Me ne dispiaccio davvero, e l’unica spiegazione che riesco a darmi è questa: temo che tanti editori si trovino nel bel mezzo dell’Innovator’s Dilemma, la situazione che il grande economista ed intellettuale americano Clayton Christensen espresse nel suo libro del 1997, definita come la teoria sul management d’impresa più rilevante dell'inizio del XXI secolo. La potremmo riassumere brutalmente così: «Fare la cosa giusta è la cosa sbagliata».
Molto spesso, il motivo delle crisi delle aziende non è dovuto al fatto che i dirigenti prendono decisioni sbagliate. Il problema invece è che le aziende, assorbite dalla gestione del quotidiano, non hanno tempo, risorse e, soprattutto, la forma mentis necessaria a contrastare l’inerzia generata dal loro stesso successo. Così, finiscono per prendere lo stesso tipo di decisioni che le hanno portate ai vertici, trascurando le opportunità offerte dai rapidi e continui cambiamenti che caratterizzano la nostra epoca. Business as usual, a farla semplice. Sono certi che il pubblico già acquisito continuerà a comprare e che si continuerà ad usare il “tradizionale” modello di business, nella convinzione che la priorità sia proteggere il pubblico esistente.
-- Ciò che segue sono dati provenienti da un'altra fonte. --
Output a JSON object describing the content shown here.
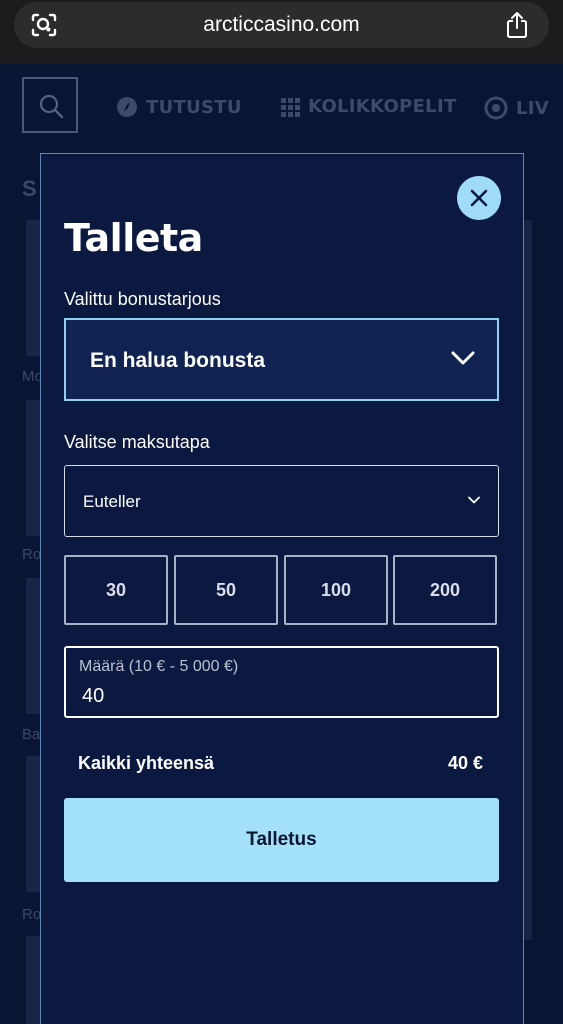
{
  "browser": {
    "url": "arcticcasino.com",
    "lens_icon": "camera-search-icon",
    "share_icon": "share-icon"
  },
  "site": {
    "nav": [
      {
        "label": "TUTUSTU",
        "icon": "compass-icon"
      },
      {
        "label": "KOLIKKOPELIT",
        "icon": "grid-dots-icon"
      },
      {
        "label": "LIV",
        "icon": "roulette-icon"
      }
    ],
    "background_text": [
      "S",
      "Mo",
      "Ro",
      "Ba",
      "Ro"
    ]
  },
  "modal": {
    "title": "Talleta",
    "close_icon": "close-icon",
    "bonus": {
      "label": "Valittu bonustarjous",
      "value": "En halua bonusta"
    },
    "payment": {
      "label": "Valitse maksutapa",
      "value": "Euteller"
    },
    "quick_amounts": [
      "30",
      "50",
      "100",
      "200"
    ],
    "amount": {
      "label": "Määrä (10 € - 5 000 €)",
      "value": "40"
    },
    "total": {
      "label": "Kaikki yhteensä",
      "value": "40 €"
    },
    "submit_label": "Talletus"
  },
  "colors": {
    "background": "#0a1433",
    "modal_bg": "#0b1840",
    "accent": "#a3e1fa",
    "selected_border": "#8fd0f2"
  }
}
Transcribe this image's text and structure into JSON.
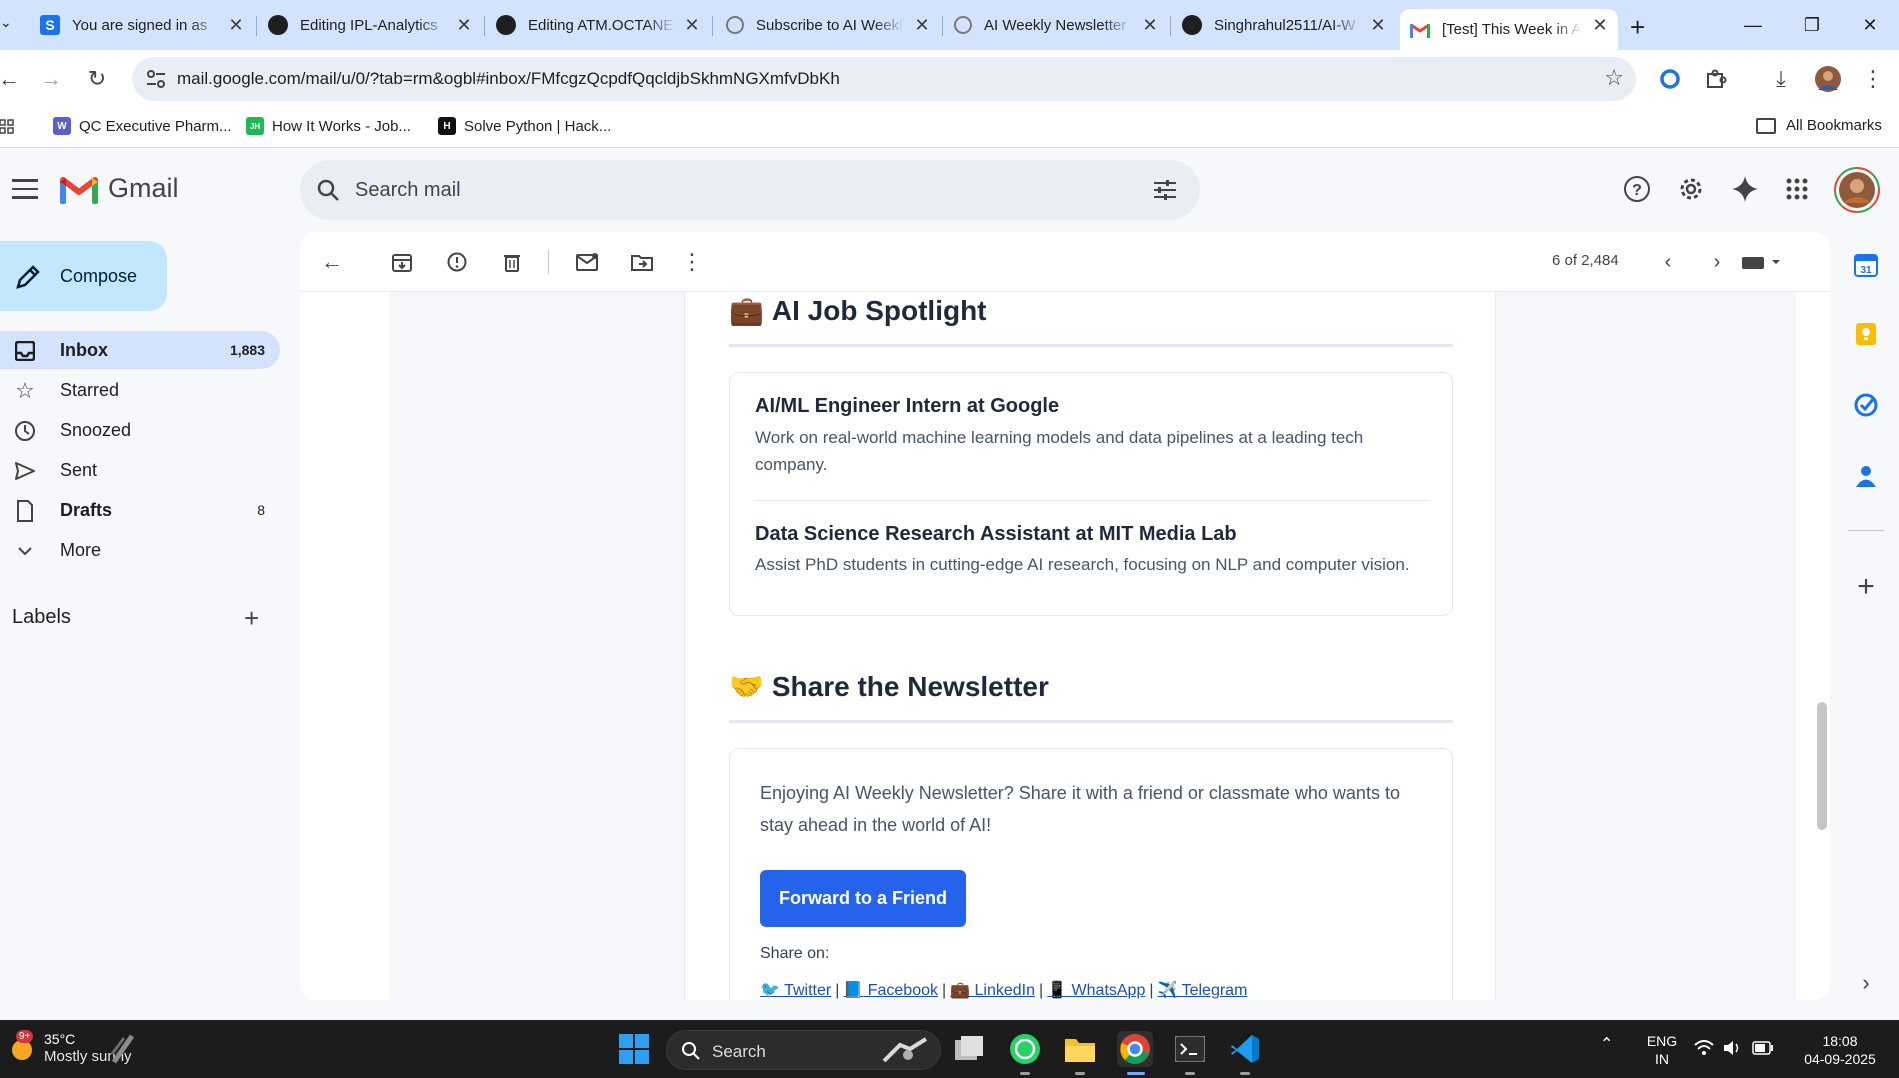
{
  "browser": {
    "tabs": [
      {
        "title": "You are signed in as",
        "icon": "s-icon",
        "active": false
      },
      {
        "title": "Editing IPL-Analytics",
        "icon": "github-icon",
        "active": false
      },
      {
        "title": "Editing ATM.OCTANE",
        "icon": "github-icon",
        "active": false
      },
      {
        "title": "Subscribe to AI Weekly",
        "icon": "globe-icon",
        "active": false
      },
      {
        "title": "AI Weekly Newsletter",
        "icon": "globe-icon",
        "active": false
      },
      {
        "title": "Singhrahul2511/AI-W",
        "icon": "github-icon",
        "active": false
      },
      {
        "title": "[Test] This Week in AI",
        "icon": "gmail-icon",
        "active": true
      }
    ],
    "url": "mail.google.com/mail/u/0/?tab=rm&ogbl#inbox/FMfcgzQcpdfQqcldjbSkhmNGXmfvDbKh",
    "bookmarks": [
      {
        "label": "QC Executive Pharm...",
        "icon_text": "W",
        "color": "#5b5fc7"
      },
      {
        "label": "How It Works - Job...",
        "icon_text": "JH",
        "color": "#1db954"
      },
      {
        "label": "Solve Python | Hack...",
        "icon_text": "H",
        "color": "#111111"
      }
    ],
    "all_bookmarks": "All Bookmarks"
  },
  "gmail": {
    "logo_text": "Gmail",
    "search_placeholder": "Search mail",
    "compose_label": "Compose",
    "nav": [
      {
        "label": "Inbox",
        "count": "1,883",
        "icon": "inbox-icon",
        "active": true,
        "bold": true
      },
      {
        "label": "Starred",
        "count": "",
        "icon": "star-icon",
        "active": false,
        "bold": false
      },
      {
        "label": "Snoozed",
        "count": "",
        "icon": "clock-icon",
        "active": false,
        "bold": false
      },
      {
        "label": "Sent",
        "count": "",
        "icon": "send-icon",
        "active": false,
        "bold": false
      },
      {
        "label": "Drafts",
        "count": "8",
        "icon": "draft-icon",
        "active": false,
        "bold": true
      },
      {
        "label": "More",
        "count": "",
        "icon": "chevron-down-icon",
        "active": false,
        "bold": false
      }
    ],
    "labels_heading": "Labels",
    "message_counter": "6 of 2,484"
  },
  "email": {
    "jobs_section": {
      "emoji": "💼",
      "title": "AI Job Spotlight",
      "jobs": [
        {
          "title": "AI/ML Engineer Intern at Google",
          "desc": "Work on real-world machine learning models and data pipelines at a leading tech company."
        },
        {
          "title": "Data Science Research Assistant at MIT Media Lab",
          "desc": "Assist PhD students in cutting-edge AI research, focusing on NLP and computer vision."
        }
      ]
    },
    "share_section": {
      "emoji": "🤝",
      "title": "Share the Newsletter",
      "text": "Enjoying AI Weekly Newsletter? Share it with a friend or classmate who wants to stay ahead in the world of AI!",
      "button": "Forward to a Friend",
      "share_on": "Share on:",
      "links": [
        {
          "emoji": "🐦",
          "label": " Twitter"
        },
        {
          "emoji": "📘",
          "label": " Facebook"
        },
        {
          "emoji": "💼",
          "label": " LinkedIn"
        },
        {
          "emoji": "📱",
          "label": " WhatsApp"
        },
        {
          "emoji": "✈️",
          "label": " Telegram"
        }
      ]
    }
  },
  "taskbar": {
    "weather_badge": "9+",
    "temperature": "35°C",
    "condition": "Mostly sunny",
    "search_placeholder": "Search",
    "lang_top": "ENG",
    "lang_bottom": "IN",
    "time": "18:08",
    "date": "04-09-2025"
  },
  "colors": {
    "accent_blue": "#2563eb",
    "compose_bg": "#c2e7ff",
    "nav_active_bg": "#d3e3fd"
  }
}
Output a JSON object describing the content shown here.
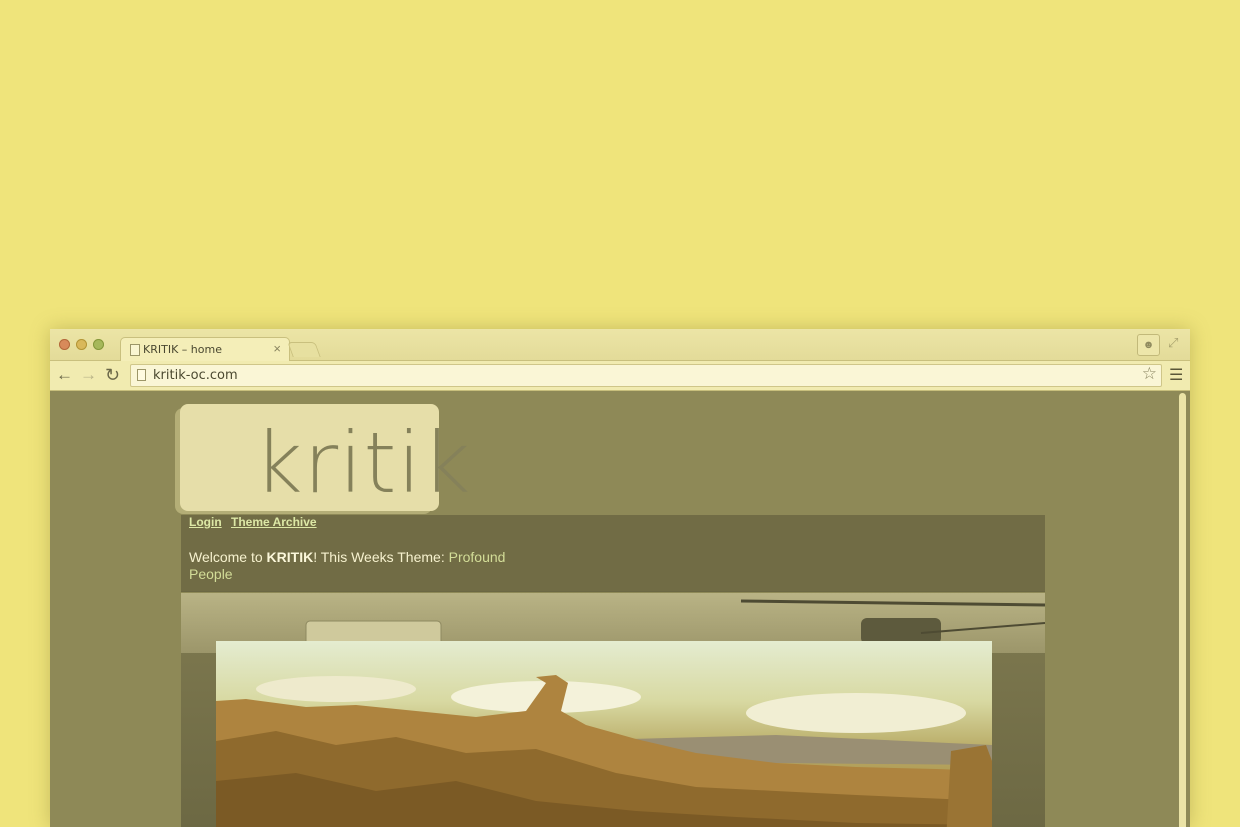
{
  "window": {
    "tab_title": "KRITIK – home",
    "tab_close": "×",
    "url": "kritik-oc.com"
  },
  "icons": {
    "back": "arrow-left-icon",
    "forward": "arrow-right-icon",
    "reload": "reload-icon",
    "bookmark": "star-icon",
    "menu": "hamburger-menu-icon",
    "profile": "person-icon",
    "fullscreen": "expand-icon"
  },
  "site": {
    "logo": "kritik",
    "nav": [
      "Login",
      "Theme Archive"
    ],
    "welcome_prefix": "Welcome to ",
    "brand": "KRITIK",
    "welcome_suffix": "! This Weeks Theme: ",
    "theme_name": "Profound People"
  },
  "colors": {
    "background": "#efe47b",
    "page": "#8e8957",
    "header_band": "#716c45",
    "link": "#dde8a6"
  }
}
Secondo uno che di innovazione qualcosa ne sapeva, Steve Jobs, questo è un atteggiamento fatale. Tant’è che nella sua biografia sosteneva che era essenziale innovarsi sempre, mettere in discussione anche i propri successi. «Cannibalizzarsi», diceva, come nel caso dell’Ipad sovrapposto tanto all’Iphone come al Mac.
«Perché - chiosava il fondatore di Apple - se non lo fai tu, lo farà qualcun altro».